Dark silicon and the end of multicore scaling
Citation: Hadi Esmaeilzadeh, Emily Blem, Renée St. Amant, Karthikeyan Sankaralingam, Doug Burger (2011/07) Dark silicon and the end of multicore scaling. Annual International Symposium on Computer Architecture (RSS)
DOI (original publisher): 10.1145/2000064.2000108
Semantic Scholar (metadata): 10.1145/2000064.2000108
Sci-Hub (fulltext): 10.1145/2000064.2000108
Internet Archive Scholar (search for fulltext): Dark silicon and the end of multicore scaling
Download: https://dl.acm.org/doi/10.1145/2000064.2000108
Tagged: Computer Science
(RSS) computer architecture (RSS)
Summary
For decades, Moore's Law meant more transistors and Dennard Scaling meant less power; In combination, performance scales exponentially. However, Dennard Scaling has failed, which drove the industry towards multicore. But we are getting to the diminishing returns of multicore due to power limtations. This paper uses analytic and empirical models to prove that.

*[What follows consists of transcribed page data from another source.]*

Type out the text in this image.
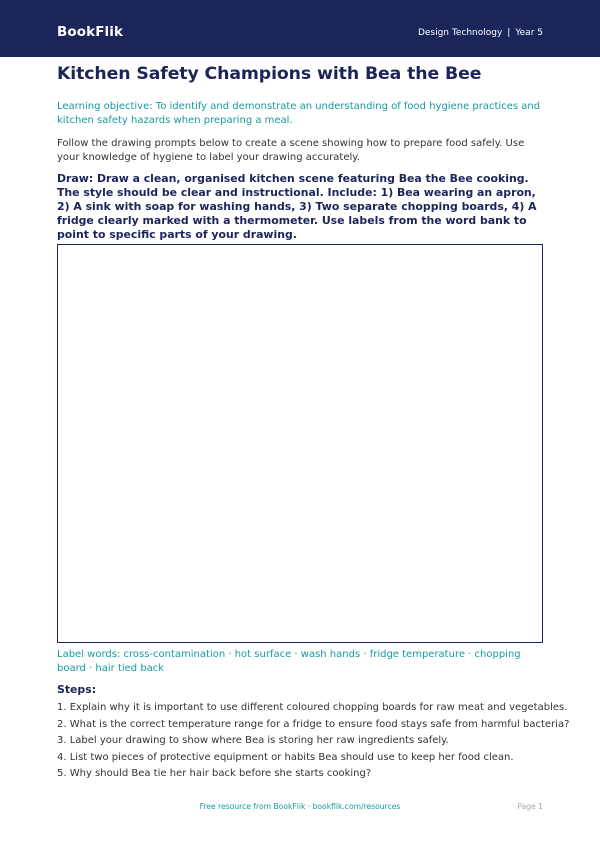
BookFlik	Design Technology | Year 5
Kitchen Safety Champions with Bea the Bee

Learning objective: To identify and demonstrate an understanding of food hygiene practices and kitchen safety hazards when preparing a meal.

Follow the drawing prompts below to create a scene showing how to prepare food safely. Use your knowledge of hygiene to label your drawing accurately.

Draw: Draw a clean, organised kitchen scene featuring Bea the Bee cooking. The style should be clear and instructional. Include: 1) Bea wearing an apron, 2) A sink with soap for washing hands, 3) Two separate chopping boards, 4) A fridge clearly marked with a thermometer. Use labels from the word bank to point to specific parts of your drawing.

Label words: cross-contamination · hot surface · wash hands · fridge temperature · chopping board · hair tied back

Steps:
1. Explain why it is important to use different coloured chopping boards for raw meat and vegetables.
2. What is the correct temperature range for a fridge to ensure food stays safe from harmful bacteria?
3. Label your drawing to show where Bea is storing her raw ingredients safely.
4. List two pieces of protective equipment or habits Bea should use to keep her food clean.
5. Why should Bea tie her hair back before she starts cooking?
Free resource from BookFlik · bookflik.com/resources	Page 1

Theoretical and Practical Relevance
This is a hugely influential and controversial paper, because it claims that the multicore era is over. The conclusion states that either architects have to create totally novel architectures or Moore's Law will end!
Elsewhere
- PeerLibrary
- Related work: A Perspective on Dark Silicon
Conclusion
- In the past three decades, Moore's law combined with Dennard Scaling have created exponentially increasing performance and decreasing power.
- When Dennard Scaling began to fail, the industry went with multi-core.
- But power limitations make it hard to increase performance with multi-core; We have diminishing returns, even for highly parallel codes.
- Dark silicon is a circuit which is turned off during a given clock cycle. This paper claims that the amount of dark silicon will increase due to power constraints.
- Either computer architects will design novel architectures (past the existing pareto curve) or Moore's Law will end soon due to power limitations.
Method
- Device Model: area, frequency, and power requirements as a function of technology node (e.g. 5nm).
- Core Model: Pareto-frontier of possible (area, power, performance).
- Normally, Pollack's rule , but newer technology has different voltage and frequency, so instead need to derive an empirical model.
- OLS fit cubic polynomial to power as a function of performance for existing processors and quadratic polynomial to area as a function of performance.
- Multicore model: How to use the transistors to create multiple cores
- Topologies modeled: Symmetric multicore (traditional), asymmetric multicore (one big, many little cores e.g. big+LITTLE), dynamic multicore (asymmetric, but you can turn the big core off), and composed multicore (little cores are reconfigurable into big core).
- Applications modeled: with Amdahl's Law.
- Measure parallel/serial fractions on PARSEC applications.
- Architectural features modeled: multi-level cache
- Model validation through GPGPUSim
- Device Model + Core Model + Multicore Model:
- Use device model to get area, freq, and power. Use core model on area and power to get performance. Exhaustively earch through multicore models to find best candidate.
- This can model CPU- and GPU-like processors.
- Sensitivity analysis validates model.
- Limitations:
- Ignore SMT
- Ignore memory subsystem
- Ignore ARM and Tilera cores, no SPECmark scores.